Coffee Name
The first
time I heard of a “Coffee name” was when my Irish friend Diarmuid used one
while picking up a take-out pizza. When I asked him why he told the cashier his
name was David he said no one in America could understand the way he pronounced
his real name, so he used a name that people could grasp, a coffee name. “Feckin’

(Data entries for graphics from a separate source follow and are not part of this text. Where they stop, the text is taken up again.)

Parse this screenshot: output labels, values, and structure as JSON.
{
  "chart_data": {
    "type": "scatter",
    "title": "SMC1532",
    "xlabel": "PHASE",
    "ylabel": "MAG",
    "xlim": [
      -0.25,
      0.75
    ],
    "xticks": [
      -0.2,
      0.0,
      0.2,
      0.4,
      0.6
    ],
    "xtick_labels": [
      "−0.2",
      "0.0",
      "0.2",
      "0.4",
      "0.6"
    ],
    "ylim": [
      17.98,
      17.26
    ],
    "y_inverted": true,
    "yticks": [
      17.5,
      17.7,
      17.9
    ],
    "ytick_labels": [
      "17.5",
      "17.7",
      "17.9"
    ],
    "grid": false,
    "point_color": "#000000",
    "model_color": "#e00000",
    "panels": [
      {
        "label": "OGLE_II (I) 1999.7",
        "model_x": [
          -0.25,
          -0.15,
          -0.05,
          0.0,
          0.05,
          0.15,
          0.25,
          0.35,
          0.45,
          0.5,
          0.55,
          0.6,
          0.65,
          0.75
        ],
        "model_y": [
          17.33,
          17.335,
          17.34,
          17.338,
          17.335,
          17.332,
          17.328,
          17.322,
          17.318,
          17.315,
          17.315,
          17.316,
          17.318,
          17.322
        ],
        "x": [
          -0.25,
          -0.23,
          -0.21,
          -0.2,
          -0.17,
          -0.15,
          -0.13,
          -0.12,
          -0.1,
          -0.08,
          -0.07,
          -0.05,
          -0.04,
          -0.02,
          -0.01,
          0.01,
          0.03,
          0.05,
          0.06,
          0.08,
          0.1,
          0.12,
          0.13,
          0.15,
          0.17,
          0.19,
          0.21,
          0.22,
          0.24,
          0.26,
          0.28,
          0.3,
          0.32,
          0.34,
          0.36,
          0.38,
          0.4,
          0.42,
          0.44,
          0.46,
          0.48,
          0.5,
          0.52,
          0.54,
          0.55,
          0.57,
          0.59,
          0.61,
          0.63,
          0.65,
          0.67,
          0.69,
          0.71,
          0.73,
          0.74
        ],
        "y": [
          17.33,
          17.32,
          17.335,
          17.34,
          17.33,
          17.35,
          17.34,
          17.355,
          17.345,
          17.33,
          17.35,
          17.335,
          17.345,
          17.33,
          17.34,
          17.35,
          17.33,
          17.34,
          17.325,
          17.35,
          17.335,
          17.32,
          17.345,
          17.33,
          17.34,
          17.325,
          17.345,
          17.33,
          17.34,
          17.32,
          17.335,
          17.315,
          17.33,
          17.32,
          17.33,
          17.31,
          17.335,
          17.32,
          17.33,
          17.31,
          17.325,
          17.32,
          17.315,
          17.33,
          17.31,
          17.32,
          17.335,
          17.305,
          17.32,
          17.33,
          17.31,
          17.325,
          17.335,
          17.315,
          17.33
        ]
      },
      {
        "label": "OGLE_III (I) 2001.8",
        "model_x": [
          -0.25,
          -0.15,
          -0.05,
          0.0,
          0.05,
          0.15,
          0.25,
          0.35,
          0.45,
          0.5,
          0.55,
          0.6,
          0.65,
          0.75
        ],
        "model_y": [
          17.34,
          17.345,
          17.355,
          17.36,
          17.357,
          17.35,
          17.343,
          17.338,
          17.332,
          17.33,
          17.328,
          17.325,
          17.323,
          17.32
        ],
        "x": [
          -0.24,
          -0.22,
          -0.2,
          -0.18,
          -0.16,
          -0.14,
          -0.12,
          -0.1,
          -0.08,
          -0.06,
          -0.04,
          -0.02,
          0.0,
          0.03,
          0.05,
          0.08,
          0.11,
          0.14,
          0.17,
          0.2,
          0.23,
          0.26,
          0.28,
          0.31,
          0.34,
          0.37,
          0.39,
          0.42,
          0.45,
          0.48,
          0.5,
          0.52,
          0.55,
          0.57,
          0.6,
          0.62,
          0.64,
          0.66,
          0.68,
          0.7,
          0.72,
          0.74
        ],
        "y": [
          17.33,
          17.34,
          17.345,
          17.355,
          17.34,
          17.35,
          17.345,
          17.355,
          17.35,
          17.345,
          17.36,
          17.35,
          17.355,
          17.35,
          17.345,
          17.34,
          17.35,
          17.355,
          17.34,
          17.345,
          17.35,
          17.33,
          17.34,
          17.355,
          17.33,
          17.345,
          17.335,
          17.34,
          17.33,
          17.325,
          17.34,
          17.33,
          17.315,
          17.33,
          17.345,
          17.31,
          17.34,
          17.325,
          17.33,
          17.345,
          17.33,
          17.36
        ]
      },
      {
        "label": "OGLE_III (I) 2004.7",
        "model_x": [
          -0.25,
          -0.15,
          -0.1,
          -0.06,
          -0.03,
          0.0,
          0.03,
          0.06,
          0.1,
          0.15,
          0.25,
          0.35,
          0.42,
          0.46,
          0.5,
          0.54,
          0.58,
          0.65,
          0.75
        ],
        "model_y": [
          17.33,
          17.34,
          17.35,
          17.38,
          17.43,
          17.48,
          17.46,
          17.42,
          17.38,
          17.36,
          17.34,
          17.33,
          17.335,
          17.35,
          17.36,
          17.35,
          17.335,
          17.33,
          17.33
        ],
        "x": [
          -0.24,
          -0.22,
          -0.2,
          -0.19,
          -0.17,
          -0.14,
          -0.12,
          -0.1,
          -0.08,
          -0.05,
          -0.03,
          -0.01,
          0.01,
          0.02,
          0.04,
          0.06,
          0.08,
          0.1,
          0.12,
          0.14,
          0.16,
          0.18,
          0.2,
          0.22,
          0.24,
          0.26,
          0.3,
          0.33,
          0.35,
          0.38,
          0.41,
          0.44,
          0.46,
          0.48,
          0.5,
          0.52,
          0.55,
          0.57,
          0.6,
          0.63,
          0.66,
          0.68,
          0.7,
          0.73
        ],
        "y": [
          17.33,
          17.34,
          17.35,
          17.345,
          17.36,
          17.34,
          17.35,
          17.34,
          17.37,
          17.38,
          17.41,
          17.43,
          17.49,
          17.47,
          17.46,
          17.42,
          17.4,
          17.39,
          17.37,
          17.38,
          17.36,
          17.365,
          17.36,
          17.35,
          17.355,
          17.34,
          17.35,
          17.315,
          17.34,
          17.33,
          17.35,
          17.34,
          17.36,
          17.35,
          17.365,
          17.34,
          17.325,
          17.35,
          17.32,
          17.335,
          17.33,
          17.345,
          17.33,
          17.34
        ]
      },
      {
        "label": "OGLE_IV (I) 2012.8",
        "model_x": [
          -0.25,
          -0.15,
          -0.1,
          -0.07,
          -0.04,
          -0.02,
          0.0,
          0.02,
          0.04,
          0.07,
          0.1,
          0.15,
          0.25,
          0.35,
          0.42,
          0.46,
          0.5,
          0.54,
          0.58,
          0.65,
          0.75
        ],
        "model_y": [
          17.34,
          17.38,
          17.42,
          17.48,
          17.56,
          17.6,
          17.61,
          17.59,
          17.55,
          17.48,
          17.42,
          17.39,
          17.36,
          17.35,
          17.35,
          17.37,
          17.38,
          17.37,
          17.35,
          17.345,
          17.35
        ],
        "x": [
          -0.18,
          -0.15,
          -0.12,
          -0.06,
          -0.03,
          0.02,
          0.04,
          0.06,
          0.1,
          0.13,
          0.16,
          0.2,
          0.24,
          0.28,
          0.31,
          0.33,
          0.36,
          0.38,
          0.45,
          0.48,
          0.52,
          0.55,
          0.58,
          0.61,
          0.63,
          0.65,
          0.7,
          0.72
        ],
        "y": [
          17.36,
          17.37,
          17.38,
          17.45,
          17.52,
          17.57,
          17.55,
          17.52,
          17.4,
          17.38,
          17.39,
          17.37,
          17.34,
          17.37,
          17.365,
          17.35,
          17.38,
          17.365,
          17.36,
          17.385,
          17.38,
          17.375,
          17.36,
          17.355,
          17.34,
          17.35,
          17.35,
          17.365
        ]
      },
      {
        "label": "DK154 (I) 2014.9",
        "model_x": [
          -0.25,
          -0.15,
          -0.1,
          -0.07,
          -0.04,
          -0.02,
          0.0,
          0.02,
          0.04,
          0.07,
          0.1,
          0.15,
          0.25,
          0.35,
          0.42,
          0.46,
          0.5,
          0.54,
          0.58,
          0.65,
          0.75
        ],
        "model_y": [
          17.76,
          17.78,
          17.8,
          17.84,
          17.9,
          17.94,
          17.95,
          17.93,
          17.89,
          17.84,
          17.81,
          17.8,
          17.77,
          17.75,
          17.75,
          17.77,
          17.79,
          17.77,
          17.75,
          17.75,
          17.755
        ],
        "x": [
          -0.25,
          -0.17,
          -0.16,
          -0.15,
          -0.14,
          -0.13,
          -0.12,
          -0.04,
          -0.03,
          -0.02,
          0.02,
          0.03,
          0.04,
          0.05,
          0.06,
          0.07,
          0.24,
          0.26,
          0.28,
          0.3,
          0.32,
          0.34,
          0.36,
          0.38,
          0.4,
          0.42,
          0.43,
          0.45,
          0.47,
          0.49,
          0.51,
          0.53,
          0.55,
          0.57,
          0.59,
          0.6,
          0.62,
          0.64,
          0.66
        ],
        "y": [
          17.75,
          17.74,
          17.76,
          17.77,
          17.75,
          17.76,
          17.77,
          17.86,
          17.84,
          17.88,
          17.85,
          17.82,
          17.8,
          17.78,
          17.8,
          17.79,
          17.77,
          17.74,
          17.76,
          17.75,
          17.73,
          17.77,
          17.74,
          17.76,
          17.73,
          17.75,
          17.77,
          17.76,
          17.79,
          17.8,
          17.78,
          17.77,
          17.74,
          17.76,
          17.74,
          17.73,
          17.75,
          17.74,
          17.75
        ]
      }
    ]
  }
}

eejits,” he punctuated it. The idea
intrigued me. Here was the chance to change
my name; to change who I was, if only for a complete stranger.
Bill, that’s
my name. It’s simple, compact and
entirely common, none of the traits I want to project. People with more exotic names use Bill for
their coffee name. It’s been in my family for generations, although technically
it’s William. But, my mother shortened
it to the more common nick-name. She may
have lopped off some of the letters but the number of syllables remained the
same; “Bee-uhl” that’s how it’s pronounced in the south. Like something you might hear at a pig-calling
contest.
To be
completely honest, this was not the first time I thought of changing my
name. Many men who come out of the
closet jettison their nick-names and trot out their fancy, stylish full names
to go with their new fancy, stylish selves. Jeff will become Geoffrey, Stu
becomes Stewart and Bob becomes Robert or the spicy, salsa version:
R-r-r-r-oberto!
But I wanted
something more than William. I wanted a name that projected the real me, you know? When I told my friend Diarmuid this, his suggestion
was “How about Precious?”
The Irish
have a dark sense of humor.
I was
pondering this while standing in line at a popular lunch spot one day. The “sandwich engineer” was asking for a name
to go with the order. Here was my chance to come up with a new name and try it
out. I mentally flipped through a rolodex of names when the young attractive man
behind the counter asked me “Can I have your number?” Flustered, I looked at Diarmuid and then
turned back to the young man. “I mean
name, can I have your name?,” he corrected himself, equally flustered. “It’s
David,” I stammered. “Feckin’ eejit,” my friend muttered.
I began to
think that maybe people became their names and not the other way around. Maybe
Jeff was always Geoffrey and Stu was always Stewart, just waiting for the right
time in their life to percolate into their real names. But William seemed too formal and aloof and
if I was going to choose a completely foreign name I might as well change my
sex, which was my mother’s initial fear when I first told her I was gay.
And then I
met Paul; dependable, handsome Paul. Two
months into our relationship he left for a business trip that interrupted our
affair. “I miss my Willy,” he said to me
on the phone. Willy. I knew then that this was the name I’d hear for the rest
of my life. That’s when it hit me, the key to finding my name was not changing
it for a stranger, but for someone I loved.